How does The RealReal back up its claims that Chanel has been quietly carrying out an “aggressive campaign” of “exclusionary and anticompetitive conduct” aimed at “monopolizing” the market for luxury handbags? It points to the fact that Farfetch “promotes, advertises, markets, and sells pre-owned Chanel goods,” which it sources from various third parties and thereafter, “guarantees the authenticity of” in the exact same way that The RealReal and WGACA do. 

However, just as WGACA has since argued, The RealReal claims that Chanel has taken issue with The RealReal and WGACA’s assertions about their ability to properly authenticate the Chanel bags they sell because – as it has asserted in both cases – “only Chanel can authenticate Chanel [products],” and ultimately, filing lawsuits against them as a result.

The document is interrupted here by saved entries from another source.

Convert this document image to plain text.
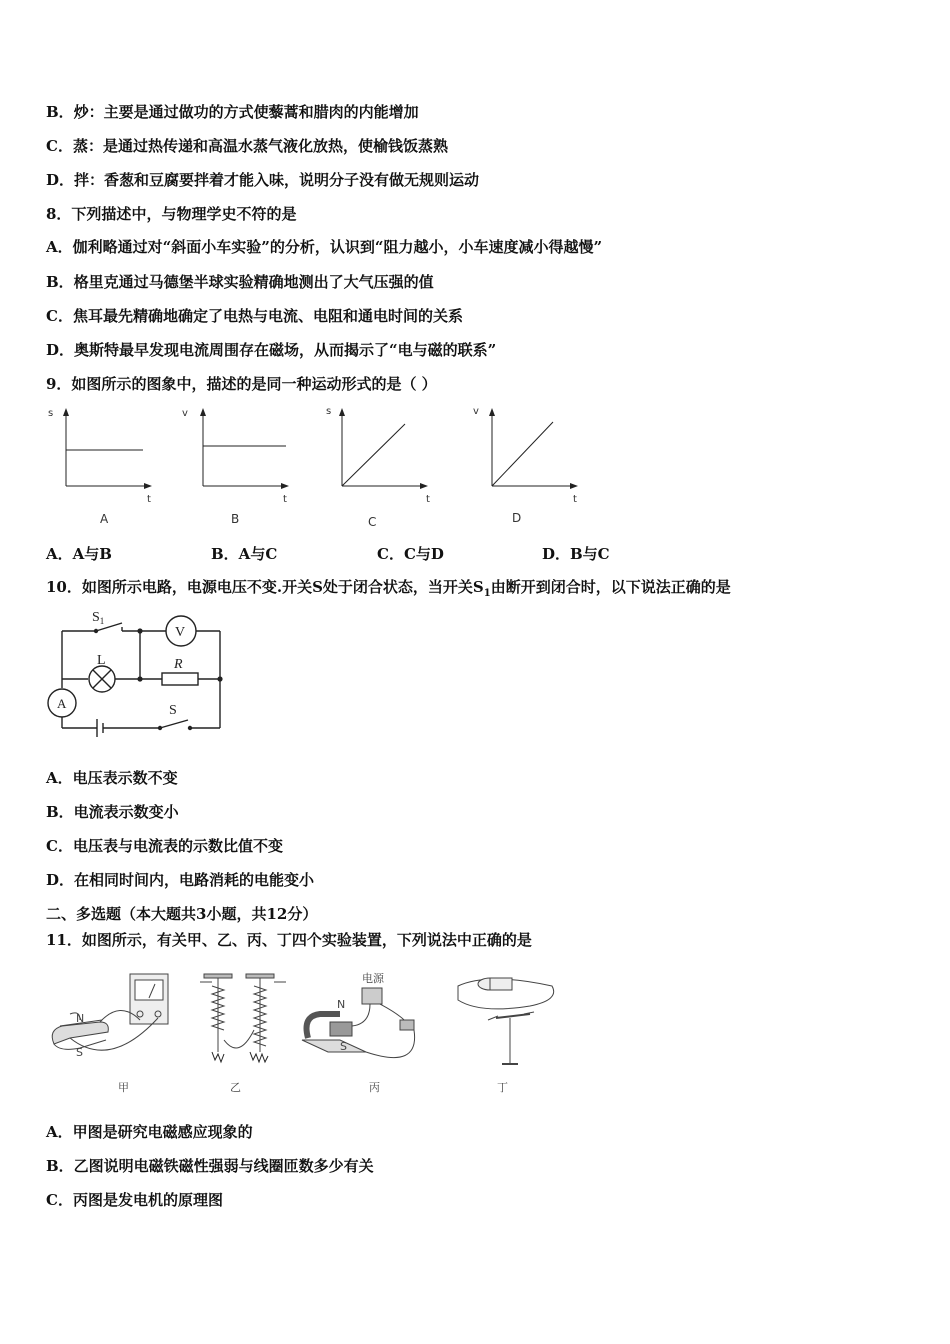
B．炒：主要是通过做功的方式使藜蒿和腊肉的内能增加
C．蒸：是通过热传递和高温水蒸气液化放热，使榆钱饭蒸熟
D．拌：香葱和豆腐要拌着才能入味，说明分子没有做无规则运动
8．下列描述中，与物理学史不符的是
A．伽利略通过对“斜面小车实验”的分析，认识到“阻力越小，小车速度减小得越慢”
B．格里克通过马德堡半球实验精确地测出了大气压强的值
C．焦耳最先精确地确定了电热与电流、电阻和通电时间的关系
D．奥斯特最早发现电流周围存在磁场，从而揭示了“电与磁的联系”
9．如图所示的图象中，描述的是同一种运动形式的是（ ）
s
t
A
v
t
B
s
t
C
v
t
D
A．A与B	B．A与C	C．C与D	D．B与C
10．如图所示电路，电源电压不变.开关S处于闭合状态，当开关$S_1$由断开到闭合时，以下说法正确的是
$S_1$
V
L	R
A	S
A．电压表示数不变
B．电流表示数变小
C．电压表与电流表的示数比值不变
D．在相同时间内，电路消耗的电能变小
二、多选题（本大题共3小题，共12分）
11．如图所示，有关甲、乙、丙、丁四个实验装置，下列说法中正确的是
N
S
甲	乙
N
S
电源
丙	丁
A．甲图是研究电磁感应现象的
B．乙图说明电磁铁磁性强弱与线圈匝数多少有关
C．丙图是发电机的原理图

But … Farfetch has not landed on the opposite end of litigation with Chanel. The RealReal asserts that such a lack of equivalent legal action by Chanel shows that it “will only tolerate the resale of Chanel handbags … by a company in which [it] holds a significant investment,” so that it “can continue to control supply and prices in the market for [its] handbags.”  

In both cases, the resale company defendants have vigorously rejected Chanel’s claims, arguing that its trademark lawsuits are not actually aimed at protecting consumers from confusion about the nature of the bags at play and/or shielding them from counterfeit goods. Instead, they argue that Chanel’s litigation is “a thinly-veiled effort to stop consumers from reselling their authentic used goods, and to prevent customers from buying those goods at discounted prices,” as The RealReal characterized the November 2018 legal battle that Chanel initiated against it.  

All the while, Chanel has been adamant that The RealReal and WGACA are on the wrong side of the law, and that the cases are part of a necessary effort to protect consumers from the resellers’ pattern of trademark infringement and false advertising.

Beyond the he-said, she-said, the two lawsuits appear to ultimately amount to a quest by Chanel to protect the image of the brand, which, as WGACA notes in its recent letter, Chanel has “readily acknowledged in depositions” is of the utmost importance. Citing a deposition with Robin Gruber one of the heads of Chanel’s intellectual property enforcement, WGACA states in its letter that Chanel has admitted that “protecting its brand image is of the utmost importance to its very survival,” and that “the need to protect the integrity and image of Chanel in terms of its importance to the company’s very value cannot be overstated.”  

UPDATED (November 18, 2020): In a new order, Judge Stanton shot down WGACA’s request that the court compel Chanel to provide information about its dealings with Farfetch and to make its president available for a deposition. According to Judge Stanton, “WGACA’s requests for disclosure of documents and the production of Chanel’s president to testify about itsrelationship with Farfetch are denied. WGACA has shown no reason Chanel’s treatment of, and activities with regard to Farfetch,with whom it has a business relationship, must be the same as those with regard to WGACA, with whom it has none.”

In the same order, the court also stated, among other things, that “WGACA’ s application for leave to move for dismissal of Chanel ‘ s counterfeiting claims is denied as premature.”

* The case is Chanel, Inc. v. What Goes Around Comes Around, LLC, et al., 1:18-cv-02253 (SDNY).